「楽しいけれど、平均年齢もテンポも若干ダウン」REDリターンズ 浮遊きびなごさんの映画レビュー(感想・評価)
楽しいけれど、平均年齢もテンポも若干ダウン
退職した危険なエージェントが暴れまくるアクション映画
『RED』の続編。監督は前作のロベルト・シュヴァンケから
秀作SFコメディ 『ギャラクシー・クエスト』等の監督
ディーン・パリソットに交代。
* * *
相変わらず老練な戦いぶりを見せるフランク、
予測不能の行動で場を引っ掻き回す恐るべき恋人サラ、
敵に回したら世界一怖いおばあちゃんヴィクトリア。
前作のエキセントリックなキャラ達が再び大暴れ!
前作からの続投組はもちろん、新キャストも楽しい。
フランクに恨みを抱く凄腕の殺し屋役にイ・ビョンホン。
前作でカール・アーバンが演じた役に近いポジションだが、
さすがにアクションは他のキャストより遥かにキレッキレ。
彼とフランクのファイトシーンやコンビニでの大暴れは楽しかった!
キャサリン・ゼタ・ジョーンズは元KGBで主人公フランク
の元カノ。
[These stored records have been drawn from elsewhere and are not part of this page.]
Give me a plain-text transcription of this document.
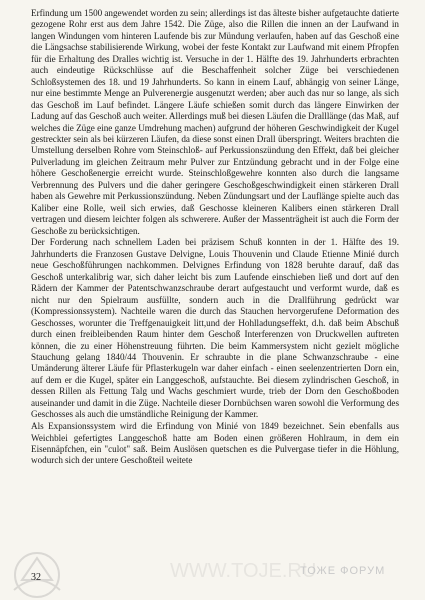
Erfindung um 1500 angewendet worden zu sein; allerdings ist das älteste bisher aufgetauchte datierte gezogene Rohr erst aus dem Jahre 1542. Die Züge, also die Rillen die innen an der Laufwand in langen Windungen vom hinteren Laufende bis zur Mündung verlaufen, haben auf das Geschoß eine die Längsachse stabilisierende Wirkung, wobei der feste Kontakt zur Laufwand mit einem Pfropfen für die Erhaltung des Dralles wichtig ist. Versuche in der 1. Hälfte des 19. Jahrhunderts erbrachten auch eindeutige Rückschlüsse auf die Beschaffenheit solcher Züge bei verschiedenen Schloßsystemen des 18. und 19 Jahrhunderts. So kann in einem Lauf, abhängig von seiner Länge, nur eine bestimmte Menge an Pulverenergie ausgenutzt werden; aber auch das nur so lange, als sich das Geschoß im Lauf befindet. Längere Läufe schießen somit durch das längere Einwirken der Ladung auf das Geschoß auch weiter. Allerdings muß bei diesen Läufen die Dralllänge (das Maß, auf welches die Züge eine ganze Umdrehung machen) aufgrund der höheren Geschwindigkeit der Kugel gestreckter sein als bei kürzeren Läufen, da diese sonst einen Drall überspringt. Weiters brachten die Umstellung derselben Rohre vom Steinschloß- auf Perkussionszündung den Effekt, daß bei gleicher Pulverladung im gleichen Zeitraum mehr Pulver zur Entzündung gebracht und in der Folge eine höhere Geschoßenergie erreicht wurde. Steinschloßgewehre konnten also durch die langsame Verbrennung des Pulvers und die daher geringere Geschoßgeschwindigkeit einen stärkeren Drall haben als Gewehre mit Perkussionszündung. Neben Zündungsart und der Lauflänge spielte auch das Kaliber eine Rolle, weil sich erwies, daß Geschosse kleineren Kalibers einen stärkeren Drall vertragen und diesem leichter folgen als schwerere. Außer der Massenträgheit ist auch die Form der Geschoße zu berücksichtigen.

Der Forderung nach schnellem Laden bei präzisem Schuß konnten in der 1. Hälfte des 19. Jahrhunderts die Franzosen Gustave Delvigne, Louis Thouvenin und Claude Etienne Minié durch neue Geschoßführungen nachkommen. Delvignes Erfindung von 1828 beruhte darauf, daß das Geschoß unterkalibrig war, sich daher leicht bis zum Laufende einschieben ließ und dort auf den Rädern der Kammer der Patentschwanzschraube derart aufgestaucht und verformt wurde, daß es nicht nur den Spielraum ausfüllte, sondern auch in die Drallführung gedrückt war (Kompressionssystem). Nachteile waren die durch das Stauchen hervorgerufene Deformation des Geschosses, worunter die Treffgenauigkeit litt,und der Hohlladungseffekt, d.h. daß beim Abschuß durch einen freibleibenden Raum hinter dem Geschoß Interferenzen von Druckwellen auftreten können, die zu einer Höhenstreuung führten. Die beim Kammersystem nicht gezielt mögliche Stauchung gelang 1840/44 Thouvenin. Er schraubte in die plane Schwanzschraube - eine Umänderung älterer Läufe für Pflasterkugeln war daher einfach - einen seelenzentrierten Dorn ein, auf dem er die Kugel, später ein Langgeschoß, aufstauchte. Bei diesem zylindrischen Geschoß, in dessen Rillen als Fettung Talg und Wachs geschmiert wurde, trieb der Dorn den Geschoßboden auseinander und damit in die Züge. Nachteile dieser Dornbüchsen waren sowohl die Verformung des Geschosses als auch die umständliche Reinigung der Kammer.

Als Expansionssystem wird die Erfindung von Minié von 1849 bezeichnet. Sein ebenfalls aus Weichblei gefertigtes Langgeschoß hatte am Boden einen größeren Hohlraum, in dem ein Eisennäpfchen, ein "culot" saß. Beim Auslösen quetschen es die Pulvergase tiefer in die Höhlung, wodurch sich der untere Geschoßteil weitete

WWW.TOJE.RU
ТОЖЕ ФОРУМ
32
フランクとの息の合ったアクションが良い。
嫉妬に狂う今カノ・サラとのみっともない意地の張り合い
(まあみっともないのは全部サラの方だが)も笑えます。
そして、大好きなアンソニー・ホプキンス様が大活躍!
長年の幽閉生活で完全にイッちゃってる科学者役で、
ニカニカ笑いながら人に迷惑をかけまくる(笑)。
飄々とした雰囲気で振り幅の広~い役をこなしてきた
彼ならではの役で、なんかすごく生き生きして見えた。
* * *
ただ残念なのは、キャサリン・ゼタ・ジョーンズも
イ・ビョンホンもまだまだ若い。
いや、ふつうは誉め言葉なんだけど(笑)、
モーガン・フリーマンやリチャード・ドレイファスが
出てた前作よりも平均年齢はダウンしているので、
今回は『リタイア組がんばってます』感が
なんか薄れちゃったような気がするなあ。
あとは、テンポもずいぶん悪くなったような気がする。
冒頭から派手なアクションがあるのでワクワクしたけど、
実はアクション的な見せ場は案外少ないし細切れ。
アメリカ・欧州・ロシアとあちこちに舞台を移すのも、
スケールやスピード感が出たというより散漫になった印象。
あんまり舞台を移さずにどっしり腰を据えて、
見せ場ひとつひとつを丁寧につなげて見せて欲しかった。
それに! 何より! マルコヴィッチが大人しい!
前作であんなにブチキレてたのに、どうしたのさ!
ブタちゃんのぬいぐるみで敵を爆殺してくれよ!(爆)
* * *
とまあ、前作ほどにハッチャケてなかったなあという
印象はあるのだが、相変わらず笑えるシーンが多く、
適度なサスペンスも盛り込まれた楽しい続編でした。
あの黒幕の正体には驚いたしね。
観て損ナシの3.5判定で!
〈2013.11.30鑑賞〉
余談:
ところでイ・ビョンホン氏。『G.I.ジョー2』と同じく
またしてもムダに脱いでバキバキの筋肉を披露(笑)。
ひょっとしてハリウッド映画に出るときは
毎回脱ぐ契約になってるんだろうか、この方……。